Britain Pro-lifers Row over Cloning License to Dolly's Father

The controversy over cloning has been reignited by the British government as it issued the second human cloning license to the Father of Dolly the Sheep on Tuesday. Scientists, pro-lifers, conservative Christians and patients are all ready to express their differing opinions, and a complicated debate is brewing across the world.

This is the second time such a license has been granted in the UK despite the stern opposition of pro-lifers. In August, the Human Fertilisation and Embryology Authority (HFEA) was strongly criticised for authorising a group of scientist in the Newcastle University to perform cloning of human embryos, so called "therapeutic cloning".

This time, the license falls into the hands of Professor Ian Wilmut of Edinburgh's Roslin Institute, who is the creator of the Dolly the Sheep, the first cloned mammal in the world. Professor Ian Wilmut and the other two scientists are planning to perform the cloning of human embryos so that stem cells can be yielded to investigate a cure for muscle-wasting illnesses. The cloned human embryos will be destroyed afterwards.

Pro-lifers and conservative Christians have generally two major concerns over the cloning of human embryos. First of all, a large number of human embryos will be created for experiments, but end up being destroyed in the laboratories, and so many say the dignity of these living human subjects is being threatened. Secondly, it is worrying that no scientist can guarantee a cloned human embryo will not eventually be implanted to be born.

The UK’s leading pro-life group, LIFE, stated in its press release, "It comes as no great surprise to us that Professor Wilmut has decided to expand his practice of the cloning of animals to the cloning of human beings. Although he has claimed that he is personally opposed to so-called "reproductive" cloning, it is important to highlight that there is no difference in the technique used to clone human embryos for research which he proposes, and cloning human beings to birth. The only difference is in the intended fate of the embryos created."

LIFE Research and PR Officer Patrick Cusworth said, "Everything about the developing human being is decided at the point of fertilisation- whether this occurs through cloning or through natural means. To take such early human life and to disembowel and cannibalise it (in the words of the German Reichstag who banned ALL forms of human cloning), is a profoundly dehumanising process, which lacks any form of medical ethics at all."

Christian social concern charity CARE also highly criticised the decision of HFEA. CARE’s Head of Public Policy Roger Smith, said, "Yet again the HFEA has shown complete disregard for the ethical dynamics of scientific research."

Smith added, "We have to remember that the clone is a human being in itself and that there is absolutely no technological distinction between reproductive and so-called ‘therapeutic’ cloning."

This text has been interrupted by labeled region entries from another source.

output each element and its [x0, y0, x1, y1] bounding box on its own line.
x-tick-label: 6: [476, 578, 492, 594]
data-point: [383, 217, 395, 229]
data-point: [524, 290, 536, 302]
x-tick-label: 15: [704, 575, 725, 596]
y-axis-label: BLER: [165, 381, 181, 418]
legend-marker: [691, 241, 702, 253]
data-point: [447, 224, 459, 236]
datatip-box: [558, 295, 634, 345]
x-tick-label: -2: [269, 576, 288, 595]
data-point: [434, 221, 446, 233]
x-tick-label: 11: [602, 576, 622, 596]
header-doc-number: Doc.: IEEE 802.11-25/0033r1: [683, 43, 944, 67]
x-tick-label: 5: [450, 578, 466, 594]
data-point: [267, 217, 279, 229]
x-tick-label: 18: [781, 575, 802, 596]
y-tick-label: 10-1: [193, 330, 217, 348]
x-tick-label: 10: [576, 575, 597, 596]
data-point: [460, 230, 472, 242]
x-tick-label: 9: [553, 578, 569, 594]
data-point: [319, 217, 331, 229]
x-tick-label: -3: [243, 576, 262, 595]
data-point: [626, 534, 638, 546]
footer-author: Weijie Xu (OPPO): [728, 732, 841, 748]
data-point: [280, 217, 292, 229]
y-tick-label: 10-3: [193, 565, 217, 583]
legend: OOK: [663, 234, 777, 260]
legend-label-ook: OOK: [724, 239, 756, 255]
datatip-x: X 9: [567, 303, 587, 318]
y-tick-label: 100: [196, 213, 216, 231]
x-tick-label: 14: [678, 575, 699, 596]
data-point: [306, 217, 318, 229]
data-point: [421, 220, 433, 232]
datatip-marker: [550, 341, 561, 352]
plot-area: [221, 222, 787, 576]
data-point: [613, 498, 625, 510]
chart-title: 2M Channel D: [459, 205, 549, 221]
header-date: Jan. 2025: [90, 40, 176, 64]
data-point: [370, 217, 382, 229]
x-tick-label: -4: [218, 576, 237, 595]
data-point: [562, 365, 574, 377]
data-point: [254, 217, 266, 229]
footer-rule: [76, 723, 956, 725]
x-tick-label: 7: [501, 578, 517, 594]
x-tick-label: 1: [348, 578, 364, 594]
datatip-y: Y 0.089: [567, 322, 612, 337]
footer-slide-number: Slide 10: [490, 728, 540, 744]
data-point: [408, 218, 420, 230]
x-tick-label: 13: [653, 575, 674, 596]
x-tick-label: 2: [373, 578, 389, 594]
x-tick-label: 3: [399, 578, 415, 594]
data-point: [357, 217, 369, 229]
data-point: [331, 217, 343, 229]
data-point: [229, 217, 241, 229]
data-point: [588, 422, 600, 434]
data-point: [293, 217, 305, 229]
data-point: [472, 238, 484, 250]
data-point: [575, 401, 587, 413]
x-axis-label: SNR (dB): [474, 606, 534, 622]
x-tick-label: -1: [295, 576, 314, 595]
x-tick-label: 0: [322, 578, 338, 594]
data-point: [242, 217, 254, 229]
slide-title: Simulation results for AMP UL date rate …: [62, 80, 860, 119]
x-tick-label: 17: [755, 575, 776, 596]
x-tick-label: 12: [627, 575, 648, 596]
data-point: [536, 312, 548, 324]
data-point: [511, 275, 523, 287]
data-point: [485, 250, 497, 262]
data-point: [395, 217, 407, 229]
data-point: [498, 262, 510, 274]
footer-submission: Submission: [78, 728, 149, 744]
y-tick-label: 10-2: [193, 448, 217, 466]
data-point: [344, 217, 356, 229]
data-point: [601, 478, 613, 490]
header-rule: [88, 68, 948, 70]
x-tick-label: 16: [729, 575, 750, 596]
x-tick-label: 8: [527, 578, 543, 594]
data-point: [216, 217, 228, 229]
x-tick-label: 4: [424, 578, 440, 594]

US’s largest association of faith-based physicians, the Christian Medical Association (CMA), even rebuked that Professor Ian Wilmut's plan to clone human beings for medical research is "a wolf in sheep's clothing."

"It's dressing a wolf in sheep's clothing to claim that you're somehow helping humanity when in fact you're killing living human beings," noted David Stevens, M.D., Executive Director of the 17,000-member CMA, "So-called 'therapeutic cloning' is hardly therapeutic for the living human subjects destroyed in the process."

To conclude the view of the pro-lifers and conservative Christians, therapeutic cloning is unethical, unreliable and unnecessary. The CMA cites up-to-date research in which embryonic stem cells are revealed to be unstable and unpredictable. At the same time, studies show that using non-embryonic stem cells, ethically and safely taken from umbilical cord blood, bone marrow, brain tissue and fat, have moved well beyond theory to application. Therefore, performing therapeutic cloning just for the harvest of stem cell is in fact unnecessary.

The UK’s pro-life group LIFE echoed, "We repeat our call to the British public that human cloning for any purpose is unethical, unnecessary, and dangerous. Human beings must never be used as a means to an end. To create a tiny new individual human being solely for the purposes of his or her own destruction is not something which we, living in a society which refers to itself as civilised, can justify."

LIFE calls on both the UK government and the HFEA to prove to the British public their much-publicised commitment to ethical standards in science and research, by banning all practices which involve the creation, manipulation and destruction of human life.

"Science must always exist to benefit humanity - not the other way round," it emphasised.